Wednesday, May 25, 2016

Square root of complex numbers



I’m studying complex analysis.



I was reading a section about roots of complex numbers, and I found that $\sqrt{i}$ has two values. ($i$ : imaginary unit) However, for a non-zero real number, $\sqrt{a}$ is always one value. Moreover, $\sqrt{a}$ is a real number.



However, $\sqrt{i}=\pm(\sqrt{0.5}+\sqrt{0.5}i)$.
This is not a number !! I think a number should have one value. If $\sqrt{i}$ is the number having positive sign, then it shouldn’t have the negative sign unless it is a zero.




I understand those are the numbers satisfying $x^2=i$.
But.. what does $\sqrt{i}$ represent for?



Is it different from the sqaure root of real numbers?


Answer



Every complex and real number except $0$ have two square roots. If $r$ is one of the square roots $-r $ is the other.

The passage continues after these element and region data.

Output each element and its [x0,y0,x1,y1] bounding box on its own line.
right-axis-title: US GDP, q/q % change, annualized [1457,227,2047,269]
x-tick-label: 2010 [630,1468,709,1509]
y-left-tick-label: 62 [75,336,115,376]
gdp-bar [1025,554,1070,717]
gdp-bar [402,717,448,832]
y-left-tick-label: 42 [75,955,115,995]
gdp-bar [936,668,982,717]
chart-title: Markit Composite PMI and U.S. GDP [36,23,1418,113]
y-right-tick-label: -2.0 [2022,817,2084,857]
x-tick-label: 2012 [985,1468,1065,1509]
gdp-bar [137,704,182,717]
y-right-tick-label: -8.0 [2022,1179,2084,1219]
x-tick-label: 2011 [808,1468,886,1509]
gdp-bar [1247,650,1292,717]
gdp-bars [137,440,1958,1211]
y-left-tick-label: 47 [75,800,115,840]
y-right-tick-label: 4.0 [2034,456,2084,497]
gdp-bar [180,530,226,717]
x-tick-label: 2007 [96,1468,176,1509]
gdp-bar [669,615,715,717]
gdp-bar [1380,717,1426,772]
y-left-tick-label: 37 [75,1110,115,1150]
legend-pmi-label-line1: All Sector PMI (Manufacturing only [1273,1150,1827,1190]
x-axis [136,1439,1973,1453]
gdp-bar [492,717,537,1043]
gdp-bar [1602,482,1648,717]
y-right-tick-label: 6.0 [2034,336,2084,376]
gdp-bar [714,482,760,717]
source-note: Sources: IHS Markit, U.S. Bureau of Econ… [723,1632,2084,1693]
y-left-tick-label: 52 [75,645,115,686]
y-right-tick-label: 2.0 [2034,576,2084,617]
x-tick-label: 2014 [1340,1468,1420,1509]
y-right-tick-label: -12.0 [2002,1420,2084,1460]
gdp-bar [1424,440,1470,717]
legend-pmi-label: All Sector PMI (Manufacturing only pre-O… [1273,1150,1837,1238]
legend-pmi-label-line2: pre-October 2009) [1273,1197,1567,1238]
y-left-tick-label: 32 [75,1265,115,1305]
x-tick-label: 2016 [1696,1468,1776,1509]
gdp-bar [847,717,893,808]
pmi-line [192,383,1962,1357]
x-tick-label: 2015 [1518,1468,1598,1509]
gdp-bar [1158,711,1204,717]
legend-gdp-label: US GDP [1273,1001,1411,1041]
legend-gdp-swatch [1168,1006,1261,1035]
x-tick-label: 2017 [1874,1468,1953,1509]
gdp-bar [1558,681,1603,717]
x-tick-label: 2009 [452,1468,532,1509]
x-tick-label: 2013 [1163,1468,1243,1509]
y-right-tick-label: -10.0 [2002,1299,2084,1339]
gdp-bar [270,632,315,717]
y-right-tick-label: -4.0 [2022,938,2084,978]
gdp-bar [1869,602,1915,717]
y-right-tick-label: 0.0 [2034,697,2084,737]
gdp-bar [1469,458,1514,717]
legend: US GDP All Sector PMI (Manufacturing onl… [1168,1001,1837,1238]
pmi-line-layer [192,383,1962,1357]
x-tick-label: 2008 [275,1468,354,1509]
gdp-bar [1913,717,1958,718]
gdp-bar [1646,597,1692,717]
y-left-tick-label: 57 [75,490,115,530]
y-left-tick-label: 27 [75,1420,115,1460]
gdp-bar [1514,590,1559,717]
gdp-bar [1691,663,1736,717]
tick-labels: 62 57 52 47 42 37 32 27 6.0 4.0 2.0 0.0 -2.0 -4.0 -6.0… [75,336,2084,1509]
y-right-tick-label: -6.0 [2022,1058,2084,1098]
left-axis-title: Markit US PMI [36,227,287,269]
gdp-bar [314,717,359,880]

So it is not true that "$\sqrt i $ has two values". It's that, "$i$ has two values as square roots. And it's not true that positive real numbers have one square root. They have two.




So what does the symbol $\sqrt {} $ and what does "the square root" mean? Well, nothing really. It's convenience to have a single value "square root function" so we arbitrarily chose that the positive value of square roots of positive real would be "the" square root. And the negative square root was the "other".



We could do the same for complex square roots. We could arbitrarily decide the one with a no negative real component was "the" square root and the one with a negative component would be the "other". But what would be the point?



The main reason we do this for the reals is because the real numbers is convenience really. And none of that convenience is useful in the complex numbers. The complex numbers don't have an greater/less than ordering. You are going to learn that exponentiation is cylic and there are multiple logarithms of each number (don't worry about that; you'll learn it later).



So basically we say $\sqrt z$ to mean the set of the two complex numbers, $w $ and $-w $, so that $w^2=(-w )^2=z$. Or we write $\sqrt z =\pm w$ to mean that the number to be consider a square root of $z$ could be either of $w$ or $-w $.